Scholars and animal advocates like Paul Locke believe that animal models will be needed as medical and scientific tools until enough money is pumped into the system to support and vet non-animal alternatives. While technologies like organoids, organs-on-chips and computer simulations show great promise for future advancements, there has not been enough institutional interest or investment in these alternatives to make a meaningful difference in transforming the current system.
In 2023, President Biden signed into law an amendment to the FDCA removing the requirement that pharmaceutical companies test their drugs on animals before moving on to human clinical trials. Testing is no longer required, but it may still be encouraged by the agency if they believe it is useful or necessary. Last year’s federal budget also included $5 million dollars for a new FDA program designed to develop and encourage non-animal testing methods.
But $5 million dollars is a mere drop in the bucket of the FDA’s massive $8.4 billion federal budget and is hardly enough to support the large-scale institutional shift that will be necessary to replace animal testing with non-animal alternatives.

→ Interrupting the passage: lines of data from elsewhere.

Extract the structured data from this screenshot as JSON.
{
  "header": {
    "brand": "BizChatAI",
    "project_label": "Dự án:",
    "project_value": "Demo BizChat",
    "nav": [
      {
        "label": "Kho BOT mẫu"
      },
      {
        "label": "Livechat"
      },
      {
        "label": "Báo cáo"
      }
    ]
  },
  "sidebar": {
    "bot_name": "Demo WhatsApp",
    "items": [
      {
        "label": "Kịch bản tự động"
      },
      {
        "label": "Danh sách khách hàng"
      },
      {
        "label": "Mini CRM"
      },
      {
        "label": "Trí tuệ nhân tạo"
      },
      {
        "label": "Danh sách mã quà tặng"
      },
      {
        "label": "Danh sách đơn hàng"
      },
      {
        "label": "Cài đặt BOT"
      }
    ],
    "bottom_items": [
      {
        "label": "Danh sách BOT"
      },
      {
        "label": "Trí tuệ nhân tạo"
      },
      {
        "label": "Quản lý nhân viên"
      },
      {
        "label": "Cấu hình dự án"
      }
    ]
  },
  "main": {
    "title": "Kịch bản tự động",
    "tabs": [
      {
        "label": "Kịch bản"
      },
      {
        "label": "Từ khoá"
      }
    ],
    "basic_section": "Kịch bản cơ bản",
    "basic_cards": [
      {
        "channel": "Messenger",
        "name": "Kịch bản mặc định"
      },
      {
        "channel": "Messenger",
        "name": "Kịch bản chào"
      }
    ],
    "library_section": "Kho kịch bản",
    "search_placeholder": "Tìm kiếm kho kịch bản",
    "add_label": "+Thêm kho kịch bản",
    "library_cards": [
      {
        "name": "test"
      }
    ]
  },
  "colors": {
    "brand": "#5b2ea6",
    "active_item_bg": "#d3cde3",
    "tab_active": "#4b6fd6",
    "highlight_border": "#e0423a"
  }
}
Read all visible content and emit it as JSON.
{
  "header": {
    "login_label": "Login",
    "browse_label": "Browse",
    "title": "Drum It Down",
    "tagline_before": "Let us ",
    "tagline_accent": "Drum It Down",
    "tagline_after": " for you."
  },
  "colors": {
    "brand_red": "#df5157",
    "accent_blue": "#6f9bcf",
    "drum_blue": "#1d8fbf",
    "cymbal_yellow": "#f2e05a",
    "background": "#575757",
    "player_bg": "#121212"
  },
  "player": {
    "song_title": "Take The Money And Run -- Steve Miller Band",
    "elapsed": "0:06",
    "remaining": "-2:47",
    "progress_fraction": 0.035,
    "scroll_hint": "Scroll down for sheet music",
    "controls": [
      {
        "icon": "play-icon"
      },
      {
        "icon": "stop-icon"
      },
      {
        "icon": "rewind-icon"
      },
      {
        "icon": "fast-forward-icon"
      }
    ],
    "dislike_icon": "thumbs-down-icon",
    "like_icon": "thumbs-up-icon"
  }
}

If the National Institute of Health invested just 1 percent of its whopping $48 billion dollar budget in exploring non-animal alternatives, for example, we could make significant progress towards shifting away from animal testing, at least when it comes to scientific and medical research.
Laboratory animals receive certain minimal welfare protections under the law, but they continue to be used by the millions for research testing for a wide range of industries — from food to fashion to biomedical research — despite the alternatives.
For researchers to shift to using these new methods, we may just need to, as scientist John Gluck writes, “rethink and re-form the entire framework of beliefs that underlies our relationship with nonhuman species.” But that kind of rethinking will require a serious national conversation about the place of animals in society, and how they should be treated and perceived, in the laboratory and beyond.